Chaque mois, le Studio 404, l’émission de société numérique, discute et analyse les effets du numérique sur nos vies, nos mœurs et nos comportements. Je publie ici la chronique rédigée pour l’émission, ça évite qu’elle pourrisse dans le cloud de Google.

 

Février 2016. Le directeur marketing de Webedia, un dénommé Gérard Soussix, tape mon nom dans Google après que mon CV ait atterri sur son bureau. Quelques minutes plus tard, il ressert le nœud de sa cravate d’un air satisfait. « Haha les jeunes aujourd’hui, ils ne savent pas se protéger ». Mr. Saucisse a réussi un coup de maître : en uploadant la photo de mon CV dans Google Images, il est tombé sur mon profil Gravatar. Il a ainsi accès à tous les commentaires que j’ai pu laisser sur des blogs. Il est plutôt satisfait de ce qu’il voit : blogs de marketing, sites de critiques publicitaires et de réflexions stratégiques. Tous mes commentaires sont constructifs et argumentés « à la bonne heure » se dit-il « ce Sylvain Paley n’est pas un troll ».

 

Avril 2013, cette twitta est en train d’éplucher mon blog pour remonter le plus loin possible dans ma vie. Elle en est à l’année 2009. C’est alors qu’au détour d’une vieille url, elle découvre mon premier pseudo, qui est aussi ma première adresse gmail. Sisoo42. Ni une ni deux, elle s’en sert pour dénicher ma chaîne Youtube cachée. Et elle y découvre des vidéos de moi en train de soigner des chats dans un refuge animalier : « trop mignon » se dit-elle.

 

Août 2052, le fisc est à mes trousses. Il a mis le grappin sur tous les membres de Qualiter après que le nom de Fibre soit apparu dans un leak du Monde : les Patreos Paper. Les cracks de la cybersécurité de la Commission De Groupe des Finances Départementales Publiques, la fameuse CDGROFDP, retournent le web à la recherche d’un indice sur ma localisation. En tapant mon nom dans Google suivi de mon numéro de SIRET – ce sont des cracks de la cybersécurité, ne l’oublions pas – ils tombent sur un post sur le forum Autoentrepreneur-info-droit où je m’exprime en ces termes : « Coucou les filles, vous avez des arguments pour convaincre mes amis de payer leurs impôts en France ? Je trouve que c’est très important ». Boum.

 

Le point commun entre ces trois histoires vraies, c’est moi qui disparaît dans un bruissement de cape en lâchant un rire diabolique.

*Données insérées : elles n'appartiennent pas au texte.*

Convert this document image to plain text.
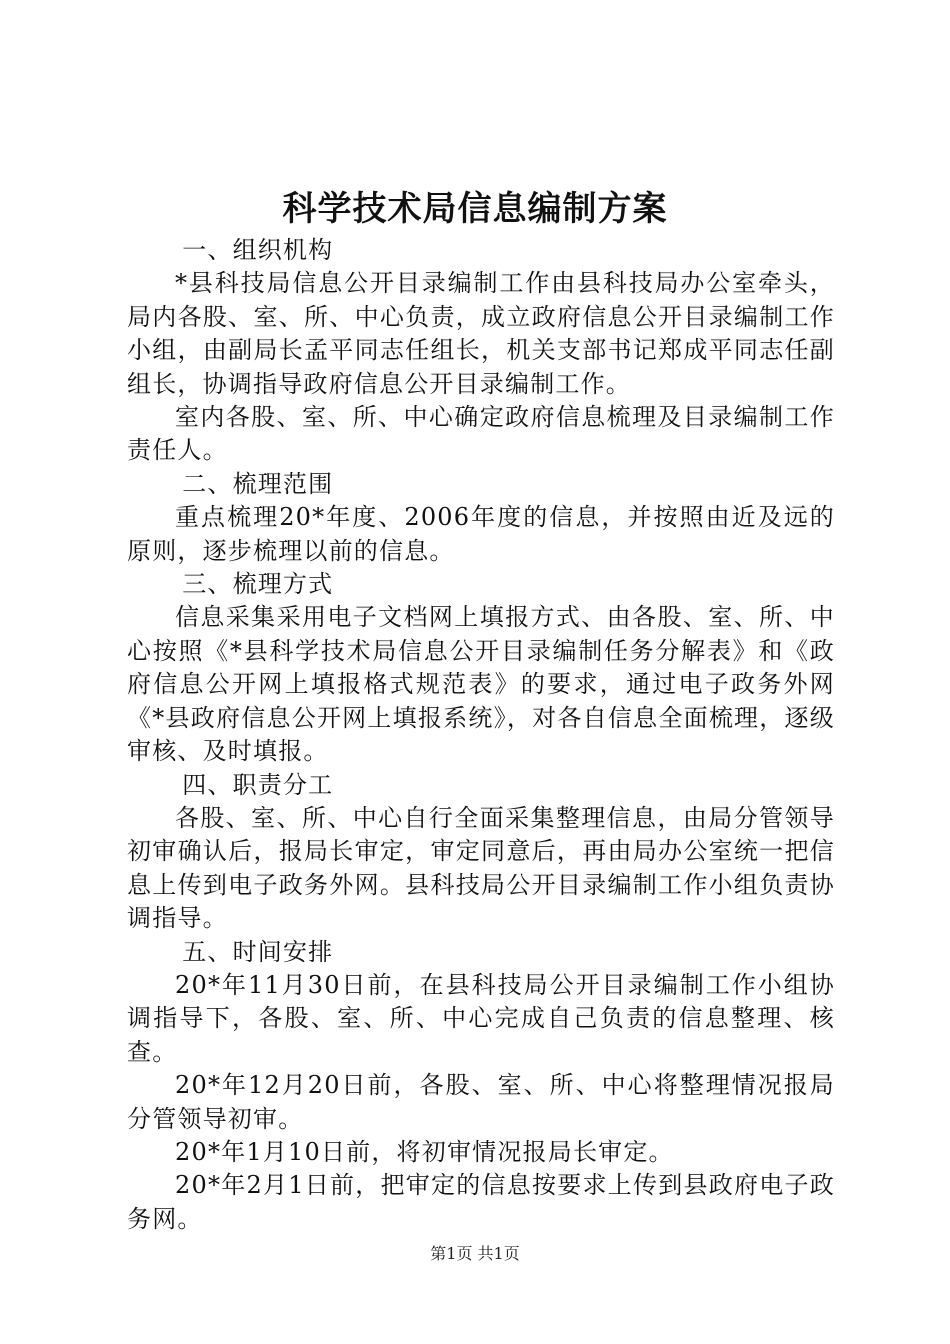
科学技术局信息编制方案

一、组织机构

*县科技局信息公开目录编制工作由县科技局办公室牵头，局内各股、室、所、中心负责，成立政府信息公开目录编制工作小组，由副局长孟平同志任组长，机关支部书记郑成平同志任副组长，协调指导政府信息公开目录编制工作。

室内各股、室、所、中心确定政府信息梳理及目录编制工作责任人。

二、梳理范围

重点梳理20*年度、2006年度的信息，并按照由近及远的原则，逐步梳理以前的信息。

三、梳理方式

信息采集采用电子文档网上填报方式、由各股、室、所、中心按照《*县科学技术局信息公开目录编制任务分解表》和《政府信息公开网上填报格式规范表》的要求，通过电子政务外网《*县政府信息公开网上填报系统》，对各自信息全面梳理，逐级审核、及时填报。

四、职责分工

各股、室、所、中心自行全面采集整理信息，由局分管领导初审确认后，报局长审定，审定同意后，再由局办公室统一把信息上传到电子政务外网。县科技局公开目录编制工作小组负责协调指导。

五、时间安排

20*年11月30日前，在县科技局公开目录编制工作小组协调指导下，各股、室、所、中心完成自己负责的信息整理、核查。

20*年12月20日前，各股、室、所、中心将整理情况报局分管领导初审。

20*年1月10日前，将初审情况报局长审定。

20*年2月1日前，把审定的信息按要求上传到县政府电子政务网。

第1页 共1页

Vous êtes des mouches et vous marchez en équilibre sur les fils tendus de la toile que j’ai tissé pour vous.

 

On appelle ça du reverse-stalking : ça désigne l’action de laisser intentionnellement de vrais ou faux indices pour jouer avec les stalkers ou simplement pour les emmener sur un terrain plus avantageux.

 

On le fait pour diverses raisons, consciemment ou non, mais on le fait absolument tous. Voici quelques exemples pour illustrer le spectre du reverse-stalking.

 

Un petit subli, s’il ne mentionne personne, est destiné à quelqu’un. Et notre petit rêve mouillé, c’est que ce quelqu’un tombe dessus. Reverse-stalking en mode vengeur pas vraiment masqué mais totalement aigri, exemple de tweet : “le jour où je fais payer l’enregistrement de mes podcasts rappelez-moi d’où je viens”. Il se reconnaitra (subli de subli).

 

Hop hop hop ce petit selfie naïvement posté pile au moment où votre target est connectée sur instagram parce que vous l’avez vu liker dans l’onglet activité. Reverse-stalking “marketing” en mode le bon message au bon moment.

 

Encore plus facile : le petit « Marre d’être pris en otage par la RATP ! », posté depuis un métro où aucun mouvement social n’est à déplorer. Pourquoi ? Vous êtes en retard au taf et votre boss a un compte Twitter. Reverse-stalking préventif en mode alibi.

 

La typologie du reverse-stalking est très fournie. On le fait parfois pour donner du grain à moudre à ses haters, souvent parce qu’il y a du plaisir à avoir le contrôle, parce que c’est drôle aussi de faire marcher les gens et de se prouver qu’on maîtrise tellement le stalking qu’on peut l’anticiper. Le reverse-stalking amical, ça marche aussi, avec les potes, sous la forme de petits clins d’oeil malins et croquants. On le fait de manière très sérieuse aussi, lorsqu’on cherche un emploi : ça s’appelle l’e-réputation, mais en fin de compte, c’est du reverse-stalking cogipien de mettre son CV en ligne.

 

En fait, de la même manière que le stalking et ses techniques sont un acquis, même un réflexe dont on n’a pas honte, le reverse-stalking est une action assez naturel que l’on fait tous au quotidien, puisque c’est l’essence même de quelque-chose dont on parle souvent ici chez 404 : la représentation de soi. Scénariser sa life sur internet, poster la bonne photo au bon moment, faire des drama, des “asymptotes de la réalité” comme dit Fibrou : c’est tout ça. Et bon an, mal an : ça finit par faire partie de notre culture. Vous vous rappelez la dernière fois que l’on s’est offusqué d’un selfie ?

 

Alors il y a peut-être une différence d’objectif entre optimiser sa présence en ligne et être le tueur du Zodiac (quoi que) mais la méthodologie est la même. Se mettre dans la peau des stalkers et semer des indices d’apparences authentiques. C’est de la manipulation, clairement, mais un genre de manipulation qui a développé quelque chose de très intéressant chez les gens : l’empathie.

 

Se mettre à la place de l’autre, comprendre ce qu’il vit, ses émotions, pour mieux l’anticiper. Alors oui, passer par de la manipulation pour faire naître ça chez les gens, c’est vraiment tordu et malsain, j’en conviens, mais bon : c’est internet non ?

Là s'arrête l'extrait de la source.